The third floor of 22 Ridge St. is home to a special project a long time in the works. Above Farmacy restaurant and some other small business spaces, the building’s top floor has sat disused for an unknown number of years – but amidst decaying wallpaper and discarded furniture, something shiny and new is almost complete.
On Friday, city Economic Development Director Jeff Flagg watched as contractors drilled a hole in the roof of the downtown building’s third floor. A crew was hard at work installing a 1-ton heat pump onto the roof of the building and running it into the third floor. That’s just one of the final steps in place at the city’s vertical farm operation, a long time in the making.
“(The building owner) originally donated this space for the purposes of this pilot,” Flagg said. “The pilot was supposed to be finished at least a year ago.”
The pilot program in question is the creation of an indoor, vertical farm inside 22 Ridge St.

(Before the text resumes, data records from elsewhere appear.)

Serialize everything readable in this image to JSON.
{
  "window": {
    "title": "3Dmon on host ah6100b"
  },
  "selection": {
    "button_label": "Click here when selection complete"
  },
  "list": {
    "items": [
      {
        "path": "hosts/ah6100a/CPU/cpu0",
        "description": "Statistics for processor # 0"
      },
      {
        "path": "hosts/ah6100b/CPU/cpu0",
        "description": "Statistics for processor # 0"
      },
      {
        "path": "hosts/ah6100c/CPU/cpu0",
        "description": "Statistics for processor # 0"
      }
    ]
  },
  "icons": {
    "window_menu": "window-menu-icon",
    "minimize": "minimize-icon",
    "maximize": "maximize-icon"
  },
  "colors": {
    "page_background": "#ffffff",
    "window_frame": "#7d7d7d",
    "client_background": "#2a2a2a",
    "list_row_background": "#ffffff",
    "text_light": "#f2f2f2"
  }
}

At the start of the year, Flagg had been optimistic for an early summer opening date for the facility – inside a walled-off cube of space on a floor that is otherwise showing the signs of its age and disuse. Inside that cube, two grow racks have been installed and outfitted with most of what they need to grow herbs, small lettuce varieties, and whatever else might benefit restaurants and markets downtown. The idea is to give the businesses feeding Glens Falls easier access to locally-grown ingredients.
Summer has come and gone, and supply chain issues have throttled a lot of the progress that Flagg was hoping would get done over the last spring. Once Friday’s rooftop work concludes, the only major step left will be getting the farm’s reverse osmosis hydration system up and running. Flagg says that the vertical farm should finally be up and growing by the start of January.
The two grow racks inside the cube are installed on rolling tracks. The farmers overseeing the growing process will move them as needed, using minimal space to care for shelves of small plants growing. The facility has room and equipment ready for two more shelving units in the future.
Flagg says that the third floor is generally believed to have once been used for Masonic gatherings. At some point in time, it came under the ownership of a pair of siblings who had a falling out, resulting in space being walled off between halves of the floor. A Tae Kwon Do martial arts school’s logo is printed on the floor, indicating another purpose that the space gave up on serving years ago.
The vertical farm program comes with a roughly $200K price tag, helped along by $100K from a Smart Cities Innovation Partnership grant applied for by the city in 2020. The city is building the project in cooperation with New York City-based sustainability firm Re-Nuble. NEWS10 spoke with Re-Nuble and the city of Glens Falls in January about how the farm works, and what it will be able to produce.